The debtor was barred by the doctrines of laches and equitable estoppel from asserting that a debt was nondischargeable where he had stipulated to its nondischargeability in an earlier bankruptcy and had not raised the issue of nondischargeability during several subsequent years of litigation concerning that debt. Storick v. CFG LLC, No. 20-80126 (S.D. Fla. Jan. 21, 2021).
When the debtor, a Florida resident, filed for chapter 7 bankruptcy in September, 2009, he and one of his creditors, CFG, a Delaware limited liability company, entered into a settlement agreement which provided that the debtor’s debt to the company was nondischargeable. The court-approved settlement agreement contained a Confession of Judgment provision as follows:
CONFESSION OF JUDGMENT: Debtor hereby irrevocably appoints and constitutes CFG as Debtor’s duly appointed attorney-at-law to appear in open court in the Superior Court for the City of Wilmington, Delaware, or in any other court of competent jurisdiction, and to confess judgment pursuant to the provisions of Title 10 Section 4732 of the Delaware Code, as amended, against Debtor for all principal and interest and any other amounts due and payable under this Agreement. This power of attorney is coupled with an interest and may not be revoked and/or terminated by the Debtor. This power of attorney shall not be revoked and/or terminated by virtue of the death or disability of the Debtor.

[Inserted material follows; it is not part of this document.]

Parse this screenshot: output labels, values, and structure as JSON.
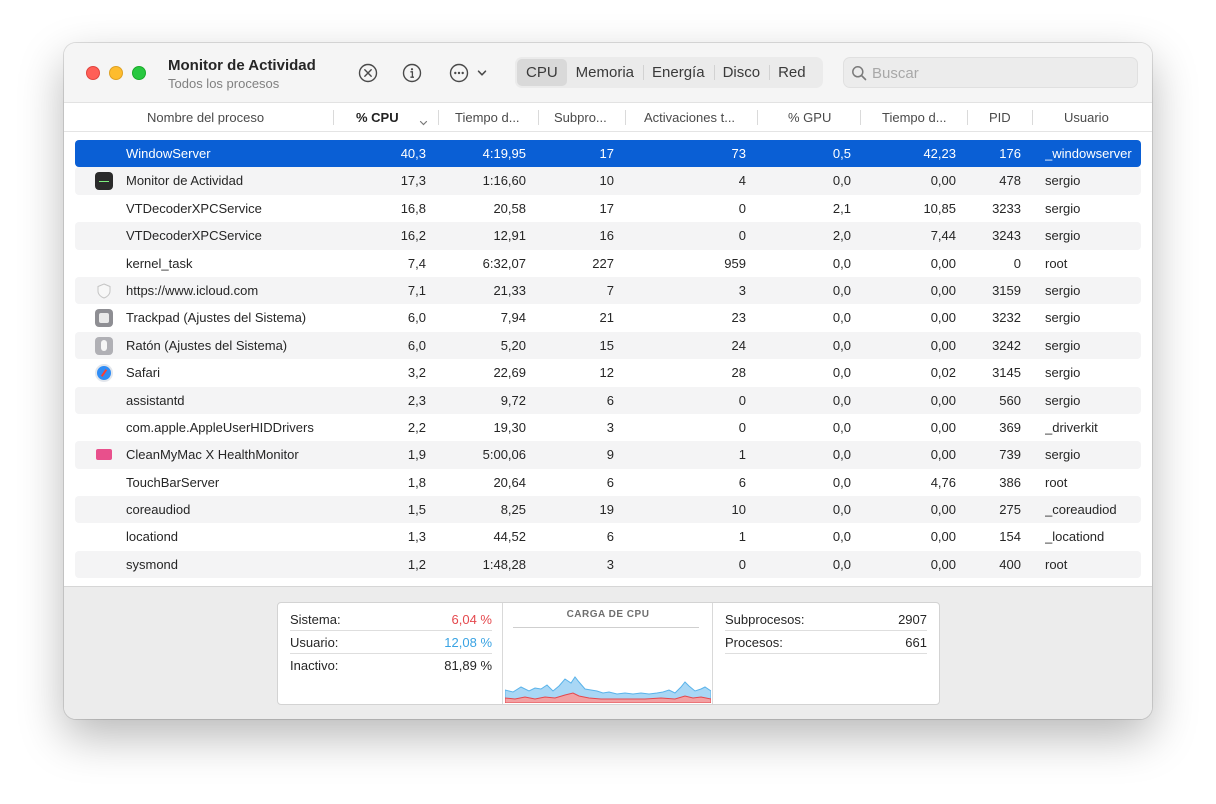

No single exercise of the power to confess judgment shall be deemed to exhaust this power of attorney.
The debtor received his discharge in August, 2010. Pursuant to the settlement agreement, CFG then obtained a judgment in Delaware state court against the debtor in the amount of $540,000. The debtor later sought to vacate the judgment, arguing that Florida law was controlling and prohibits confessed judgments. After some interim litigation, including motions and appeals in the bankruptcy court, the Delaware Superior Court denied the debtor’s motion to vacate the judgment. The Delaware Supreme Court affirmed. At no point during the litigation over the confessed judgment did the debtor argue that the debt was or should have been discharged in his bankruptcy.
In May, 2018, the debtor filed another chapter 7 bankruptcy in which he listed the debt to CFG as disputed and of an unknown amount. He then initiated an adversary proceeding seeking declaratory judgment that the debt to CFG was dischargeable and alleging that CFG’s post-discharge conduct violated the discharge injunction. The parties filed competing motions for summary judgment.
Finding that the claims made in the adversary complaint were barred by laches and estoppel, and that the Delaware Judgment was valid, the bankruptcy court found in favor of CFG.
On appeal to the district court, the debtor raised two general arguments: 1. The bankruptcy erred in applying laches and equitable estoppel to his claims, and 2. The court erred in finding the settlement agreement was valid under bankruptcy law. The district court stated the doctrine of laches as “(1) a delay in asserting a right or a claim, (2) that the delay was not excusable, and (3) that there was undue prejudice to the party against whom the claim is asserted.”
The court was convinced that the case provided a clear laches situation because the debtor failed to raise the issue of dischargeability at any time after the settlement agreement in June, 2010, even though there was extensive litigation surrounding the agreement between that date and the time the debtor filed the current adversary proceeding. The district court found “it undoubtedly the case that Appellee ‘has been (and continues to be) unduly prejudiced by [the debtor’s] ten-year delay in seeking declaratory relief that directly contradicts the explicit terms of the Amended Settlement.’”
Turning to equitable estoppel, the court stated the elements as: “(1) a representation by the party estopped to the party claiming the estoppel as to some material fact, which representation is contrary to the condition of affairs later asserted by the estopped party; (2) a reliance upon this representation by the party claiming the estoppel; and (3) a change in the position of the party claiming the estoppel to his detriment, caused by the representation and his reliance thereon.”
Here the court pointed to representations the debtor made to the bankruptcy court during the settlement hearing in 2010 when he stipulated, through counsel, that the debt was nondischargeable. The court found CFG reasonably relied on that representation and that the present adversary proceeding constituted the detriment caused by that reliance.
Having found that the bankruptcy court did not err in holding that the adversary proceeding was barred by laches and equitable estoppel, the court declined to address the debtor’s procedural claims relating to the enforceability of the settlement agreement. The court affirmed.
On de novo appeal, the Eleventh Circuit affirmed, Storick v. CFG, LLC., No 21-10563 (Aug. 16, 2021). The circuit court held that equitable defenses were appropriately raised in a summary judgment motion in an action for declaratory judgment. The court did not address the debtor’s argument that the district court erred in its application of laches, finding that it need not reach that issue as the case was affirmable on the equitable estoppel issue.